Existen algunos renglones de la gestión pública que los gobiernos prefieren olvidar a la hora de afrontar reformas anticrisis. Son impopulares, afectan a la siempre sufrida clase media —en ocasiones, pocas, también a los más pudientes y poderosos— y requieren una fuerza de ánimo político que muy pocos líderes poseen: la conservación del poder es lo primero... Atravesamos una crisis grave y todavía están pensando en la naturaleza de las reformas necesarias para evadirnos de ella. Como recomendaría un psicólogo, lo primero es mirarse al espejo y decirse a sí mismos, pero sobre todo al expectante pueblo soberano, la verdad de lo que allí se está viendo, es decir, una España que ya no es una nación rica y unos españoles, por tanto, que también hemos dejado de serlo, si es que alguna vez lo fuimos en los tiempos en los que superábamos el PIB de Italia, rozábamos el de Francia, la Comunitat Valenciana era el epicentro de Europa y Valencia la envidia de las ciudades del mundo. Sí, éramos la repera, muchos se lo llegaron a creer y algunos listos se beneficiaron a manos llenas de todo aquello.

Pero lo cierto es que todo aquello acabó hace dos años y ha llegado el momento de reaccionar porque no podemos esperar otros dos años. Ahora, España y los españoles se encuentran a la cola de Europa. Producimos menos y más caro que nuestros competidores, tenemos más parados que el resto, consumimos menos que ellos y el Estado y las autonomías —especialmente, sí, la valenciana— cuentan con unos niveles de deuda y déficit públicos en el umbral de la alarma social. Hemos vuelto a la espiral maldita que abandonamos a mediados de los noventa: no consumimos, por tanto no producimos, por tanto hay menos trabajo, por tanto más paro y por tanto se reduce el nivel de consumo... así hasta el infinito (y cualquier día de éstos la inflación dará señales de vida y entonces veremos lo que es bueno).
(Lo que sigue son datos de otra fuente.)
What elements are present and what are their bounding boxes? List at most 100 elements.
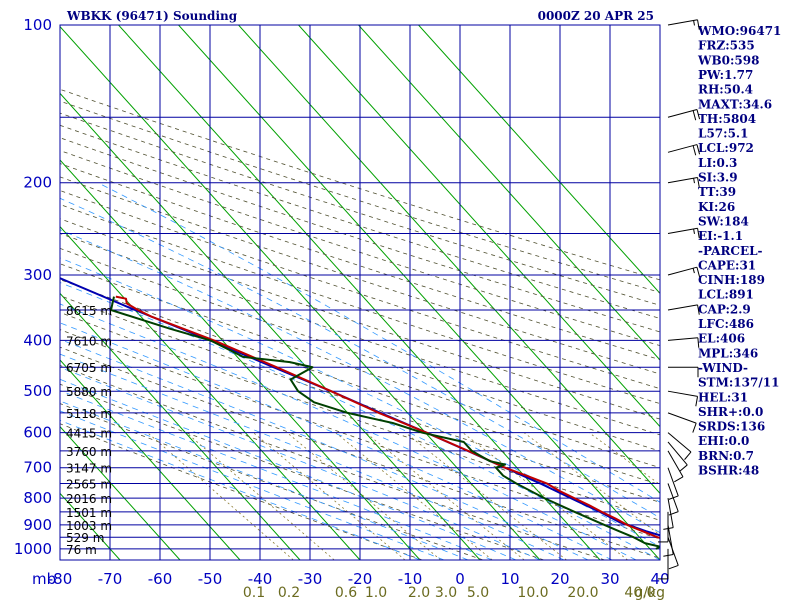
wind-barb — [667, 450, 684, 483]
isotherm-line — [118, 25, 601, 560]
wind-barb — [667, 109, 701, 121]
sounding-index-label: MPL:346 — [698, 346, 758, 360]
height-label: 5880 m — [66, 385, 112, 399]
sounding-index-label: BRN:0.7 — [698, 449, 754, 463]
height-label: 7610 m — [66, 334, 112, 348]
plot-frame — [59, 24, 661, 561]
height-label: 3760 m — [66, 445, 112, 459]
pressure-tick-label: 300 — [23, 266, 52, 284]
dry-adiabat-line — [60, 232, 660, 436]
temperature-tick-label: -20 — [348, 570, 373, 588]
height-label: 6705 m — [66, 361, 112, 375]
pressure-tick-label: 500 — [23, 382, 52, 400]
dry-adiabat-line — [60, 279, 660, 486]
temperature-tick-label: -10 — [398, 570, 423, 588]
isotherm-line — [60, 292, 301, 560]
sounding-index-label: EHI:0.0 — [698, 434, 749, 448]
mixing-ratio-line — [147, 432, 294, 560]
temperature-tick-label: -60 — [148, 570, 173, 588]
mixing-ratio-line — [365, 432, 525, 560]
wind-barb — [667, 412, 697, 433]
mixing-ratio-label: 0.2 — [278, 585, 300, 600]
dry-adiabat-line — [60, 295, 660, 503]
moist-adiabat-line — [60, 197, 660, 519]
pressure-unit-label: mb — [32, 570, 56, 588]
sounding-index-label: -WIND- — [698, 361, 748, 375]
moist-adiabat-line — [60, 338, 589, 560]
height-label: 529 m — [66, 531, 104, 545]
height-label: 1003 m — [66, 519, 112, 533]
height-label: 4415 m — [66, 427, 112, 441]
isotherm-line — [358, 25, 660, 361]
moist-adiabat-line — [60, 282, 660, 560]
sounding-index-label: -PARCEL- — [698, 244, 763, 258]
moist-adiabat-line — [60, 303, 637, 560]
pressure-tick-label: 400 — [23, 331, 52, 349]
mixing-ratio-label: 10.0 — [517, 585, 548, 600]
height-label: 3147 m — [66, 462, 112, 476]
mixing-ratio-line — [335, 432, 493, 560]
sounding-index-label: WB0:598 — [697, 53, 759, 67]
mixing-ratio-line — [405, 432, 567, 560]
sounding-index-label: LI:0.3 — [698, 156, 737, 170]
height-label: 2016 m — [66, 492, 112, 506]
dry-adiabat-line — [60, 311, 660, 521]
dry-adiabat-line — [60, 247, 660, 452]
mixing-ratio-label: 1.0 — [365, 585, 387, 600]
plot-area — [60, 25, 660, 560]
sounding-index-label: PW:1.77 — [698, 68, 753, 82]
dry-adiabat-line — [60, 112, 660, 306]
isotherm-line — [60, 559, 61, 560]
isotherm-line — [60, 25, 541, 560]
wind-barb — [667, 441, 688, 472]
wind-barb — [668, 366, 699, 378]
moist-adiabat-line — [60, 410, 445, 560]
sounding-index-label: CINH:189 — [698, 273, 765, 287]
wind-barb — [667, 390, 699, 407]
pressure-tick-label: 1000 — [14, 540, 52, 558]
wind-barb — [667, 304, 700, 315]
temperature-tick-label: 10 — [500, 570, 519, 588]
sounding-index-label: STM:137/11 — [698, 376, 779, 390]
moist-adiabat-line — [60, 419, 421, 560]
dry-adiabat-line — [60, 88, 660, 281]
pressure-tick-label: 900 — [23, 516, 52, 534]
wind-barb — [667, 537, 679, 570]
mixing-ratio-label: 40.0 — [624, 585, 655, 600]
dry-adiabat-line — [60, 137, 660, 333]
height-label: 76 m — [66, 543, 97, 557]
temperature-tick-label: -80 — [48, 570, 73, 588]
dry-adiabat-line — [60, 346, 660, 559]
temperature-tick-label: -30 — [298, 570, 323, 588]
sounding-index-label: CAPE:31 — [698, 258, 756, 272]
sounding-index-label: SW:184 — [698, 214, 749, 228]
dry-adiabat-line — [60, 176, 660, 375]
isotherm-line — [60, 225, 361, 560]
wind-barb — [667, 337, 700, 348]
mixing-ratio-label: 0.1 — [243, 585, 265, 600]
wind-barb — [667, 266, 701, 277]
mixing-ratio-unit-label: g/kg — [634, 585, 665, 600]
temperature-trace-line — [115, 295, 660, 539]
height-label: 2565 m — [66, 477, 112, 491]
moist-adiabat-line — [60, 257, 660, 548]
sounding-index-label: HEL:31 — [698, 390, 748, 404]
sounding-index-label: FRZ:535 — [698, 39, 755, 53]
isotherm-line — [298, 25, 660, 428]
pressure-tick-label: 600 — [23, 424, 52, 442]
dry-adiabat-line — [60, 204, 660, 405]
moist-adiabat-line — [97, 182, 660, 503]
sounding-index-label: SHR+:0.0 — [698, 405, 763, 419]
mixing-ratio-line — [286, 432, 441, 560]
dry-adiabat-line — [60, 263, 660, 469]
mixing-ratio-label: 20.0 — [567, 585, 598, 600]
temperature-tick-label: -40 — [248, 570, 273, 588]
pressure-tick-label: 100 — [23, 16, 52, 34]
station-title: WBKK (96471) Sounding — [66, 9, 238, 23]
sounding-index-label: MAXT:34.6 — [698, 97, 772, 111]
wind-barb — [667, 467, 679, 500]
moist-adiabat-line — [60, 366, 541, 560]
height-label: 5118 m — [66, 407, 112, 421]
mixing-ratio-label: 2.0 — [408, 585, 430, 600]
Así que o los gobiernos le echan decisión a la tarea de sanear el tejido económico, o estamos perdidos, condenados a vagar por la crisis (paro, pérdida de poder adquisitivo, más recortes sociales, etc.) durante lustros. Echarle decisión significa tomar decisiones impopulares, apretar algo a los que tienen mucho, rascar el bolsillo de todos, cortar la espiral de gasto... Son medidas ya inventadas, vienen en los manuales, no siempre son justas y los gobiernos son reacios a aplicarlas porque temen consecuencias electorales. De momento, el Gobierno central ha movido ficha subiendo los impuestos, con una previsible división de opiniones y un más que discutible reparto (una vez más, como siempre, serán la clase media y los asalariados quienes saquen al Estado de sus miserias). Pero se ha movido, al fin y al cabo. Mientras, en Valencia, Rita ahorra en sellos, bombillas y dietas y la Generalitat permanece concentrada en sus escándalos.
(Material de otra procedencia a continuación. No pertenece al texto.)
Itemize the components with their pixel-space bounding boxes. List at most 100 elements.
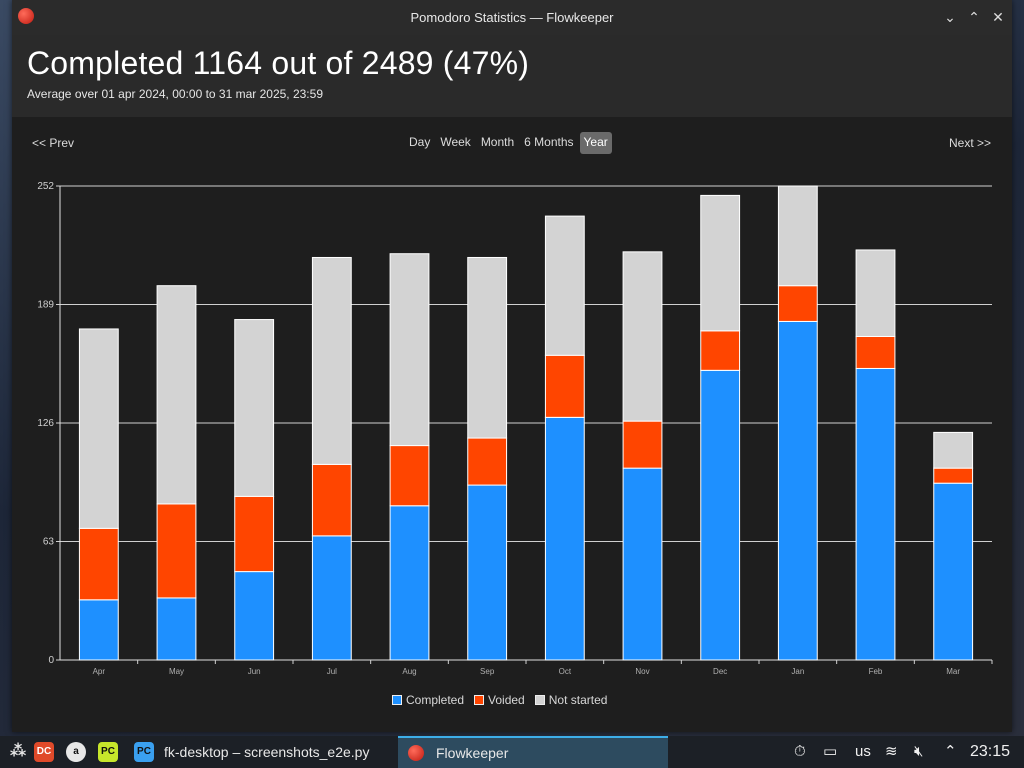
- bar-completed-dec: [700, 369, 741, 661]
- next-button[interactable]: Next >>: [949, 136, 992, 150]
- bar-voided-may: [156, 503, 197, 599]
- legend-completed-swatch: [392, 695, 402, 705]
- bar-completed-mar: [933, 482, 974, 661]
- tray-expand-icon[interactable]: ⌃: [944, 743, 957, 760]
- bar-not-started-apr: [78, 328, 119, 529]
- pycharm-task-icon: PC: [134, 742, 154, 762]
- period-6-months[interactable]: 6 Months: [524, 135, 574, 149]
- page-title: Completed 1164 out of 2489 (47%): [27, 45, 530, 81]
- flowkeeper-window: Pomodoro Statistics — Flowkeeper ⌄ ⌃ ✕ C…: [12, 0, 1012, 732]
- bar-voided-jul: [311, 463, 352, 537]
- period-month[interactable]: Month: [480, 135, 515, 149]
- bar-voided-jun: [234, 495, 275, 573]
- close-button[interactable]: ✕: [992, 9, 1004, 25]
- bar-voided-nov: [622, 420, 663, 469]
- x-tick-label: Nov: [635, 667, 649, 676]
- y-tick-label: 0: [48, 655, 54, 666]
- period-selector: Day Week Month 6 Months Year: [405, 132, 612, 154]
- legend-completed: Completed: [392, 693, 464, 707]
- x-tick-label: Dec: [713, 667, 727, 676]
- bar-voided-oct: [544, 354, 585, 418]
- x-tick-label: Apr: [93, 667, 106, 676]
- x-tick-label: Jul: [327, 667, 337, 676]
- bar-not-started-oct: [544, 215, 585, 356]
- bar-not-started-jun: [234, 319, 275, 497]
- clock[interactable]: 23:15: [970, 743, 1011, 760]
- maximize-button[interactable]: ⌃: [968, 9, 980, 25]
- tomato-task-icon: [408, 745, 424, 761]
- x-tick-label: May: [169, 667, 184, 676]
- a-app-icon[interactable]: a: [66, 742, 86, 762]
- y-tick-label: 189: [37, 300, 54, 311]
- period-year[interactable]: Year: [579, 132, 612, 154]
- bar-not-started-may: [156, 285, 197, 505]
- x-tick-label: Jan: [791, 667, 804, 676]
- legend-not-started: Not started: [534, 693, 608, 707]
- bar-not-started-feb: [855, 249, 896, 337]
- bar-not-started-sep: [467, 256, 508, 439]
- bar-not-started-mar: [933, 431, 974, 469]
- bar-completed-aug: [389, 505, 430, 661]
- bar-voided-feb: [855, 335, 896, 369]
- y-tick-label: 63: [43, 537, 55, 548]
- x-tick-label: Sep: [480, 667, 495, 676]
- x-tick-label: Aug: [402, 667, 416, 676]
- x-tick-label: Oct: [559, 667, 572, 676]
- legend-voided: Voided: [474, 693, 525, 707]
- task-flowkeeper[interactable]: Flowkeeper: [398, 736, 668, 768]
- bar-voided-aug: [389, 445, 430, 507]
- keyboard-layout[interactable]: us: [855, 743, 871, 760]
- app-launcher-icon[interactable]: ⁂: [9, 743, 27, 760]
- period-day[interactable]: Day: [409, 135, 431, 149]
- bar-voided-mar: [933, 467, 974, 484]
- y-tick-label: 252: [37, 181, 54, 192]
- legend-not-started-swatch: [534, 695, 545, 705]
- x-tick-label: Feb: [869, 667, 883, 676]
- timer-icon[interactable]: ⏱: [794, 743, 806, 760]
- x-tick-label: Mar: [946, 667, 960, 676]
- task-flowkeeper-label: Flowkeeper: [436, 745, 509, 761]
- bar-completed-jun: [234, 571, 275, 661]
- task-fk-desktop[interactable]: PC fk-desktop – screenshots_e2e.py: [128, 736, 394, 768]
- bar-voided-jan: [777, 285, 818, 322]
- taskbar: ⁂ DC a PC PC fk-desktop – screenshots_e2…: [0, 736, 1024, 768]
- stats-header: Completed 1164 out of 2489 (47%) Average…: [12, 35, 1012, 117]
- tomato-icon: [18, 8, 34, 24]
- bar-completed-jul: [311, 535, 352, 661]
- window-title: Pomodoro Statistics — Flowkeeper: [410, 10, 614, 25]
- bar-not-started-dec: [700, 194, 741, 332]
- page-subtitle: Average over 01 apr 2024, 00:00 to 31 ma…: [27, 87, 323, 101]
- bar-completed-oct: [544, 416, 585, 661]
- bar-completed-may: [156, 597, 197, 661]
- legend-not-started-label: Not started: [548, 693, 608, 707]
- bar-not-started-jan: [777, 185, 818, 287]
- stacked-bar-chart: 0 63 126 189 252 Apr May Jun Jul Aug Sep Oct Nov Dec J…: [37, 181, 993, 676]
- pycharm-app-icon[interactable]: PC: [98, 742, 118, 762]
- bar-voided-sep: [467, 437, 508, 486]
- volume-muted-icon[interactable]: 🔇︎: [914, 743, 924, 760]
- bar-completed-apr: [78, 599, 119, 661]
- bar-completed-jan: [777, 320, 818, 661]
- bar-completed-feb: [855, 367, 896, 661]
- bar-not-started-aug: [389, 253, 430, 447]
- bar-voided-dec: [700, 330, 741, 371]
- y-tick-label: 126: [37, 418, 54, 429]
- minimize-button[interactable]: ⌄: [944, 9, 956, 25]
- bar-not-started-jul: [311, 256, 352, 465]
- legend-voided-label: Voided: [488, 693, 525, 707]
- dc-app-icon[interactable]: DC: [34, 742, 54, 762]
- prev-button[interactable]: << Prev: [32, 136, 75, 150]
- period-week[interactable]: Week: [440, 135, 471, 149]
- bar-completed-sep: [467, 484, 508, 661]
- wifi-icon[interactable]: ≋: [885, 743, 898, 760]
- legend-completed-label: Completed: [406, 693, 465, 707]
- task-fk-desktop-label: fk-desktop – screenshots_e2e.py: [164, 744, 370, 760]
- titlebar[interactable]: Pomodoro Statistics — Flowkeeper ⌄ ⌃ ✕: [12, 0, 1012, 35]
- bar-completed-nov: [622, 467, 663, 661]
- bar-voided-apr: [78, 527, 119, 601]
- legend-voided-swatch: [474, 695, 485, 705]
- x-tick-label: Jun: [248, 667, 261, 676]
- battery-icon[interactable]: ▭: [823, 743, 838, 760]
- bar-not-started-nov: [622, 251, 663, 422]
- chart-legend: Completed Voided Not started: [392, 693, 607, 707]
Así que mientras el G-20 se ocupa en Pittsburgh de la superestructura global, los gobiernos nacionales y regionales cuentan con suficiente margen para ir abonando el terreno. Poniendo punto final a fastos y gastos untuosos e invirtiendo sólo en lo estrictamente útil. Es el momento de acabar con el dispendio en la televisión pública, con los organismos superfluos (por ejemplo, ese artefacto universitario llamado VIU), con las fundaciones inútiles, algunas empresas y entidades públicas.

Del mismo modo, es hora de abordar la congelación de sueldos de altos cargos y funcionarios, aunque los expertos consideran más eficiente para el sector público introducir criterios de productividad en las administraciones. Lo que sea, pero acabemos con el crecimiento de plantilla de la Generalitat de hasta un veinte por cien en apenas un quinquenio.

Y si no somos ricos, tampoco podremos tener una sanidad de ricos, tremenda decepción, pero tal vez necesaria (los ricos de verdad nunca han necesitado, ni necesitarán, la Seguridad Social). A lo mejor, como en los países del resto de Europa, hay que introducir el copago de determinados servicios sanitarios, o limitar el turismo sanitario procedente de nuestros socios de la UE. Y bien, afrontemos la reforma laboral (esto es cosa de Madrid), abaratamiento del despido incluido, que parece ser el quid de la reforma que todos, menos nuestros abotargados sindicatos, plantean al Gobierno.

El toro por los cuernos: todo es cuestión de echar cuentas, fijar un modelo, negociar y pedir contrapartidas a los empresarios. Hay que meter mano al sistema y aguantar la marea... y para eso hacen falta unos atributos de los que ni el Gobierno ni la oposición, ambos de ambos colores, parecen estar dotados. En fin, el campo de actuación es inmenso, todo es cosa de empezar, aunque en Valencia parece que nadie se mueve, ni palante ni patrás.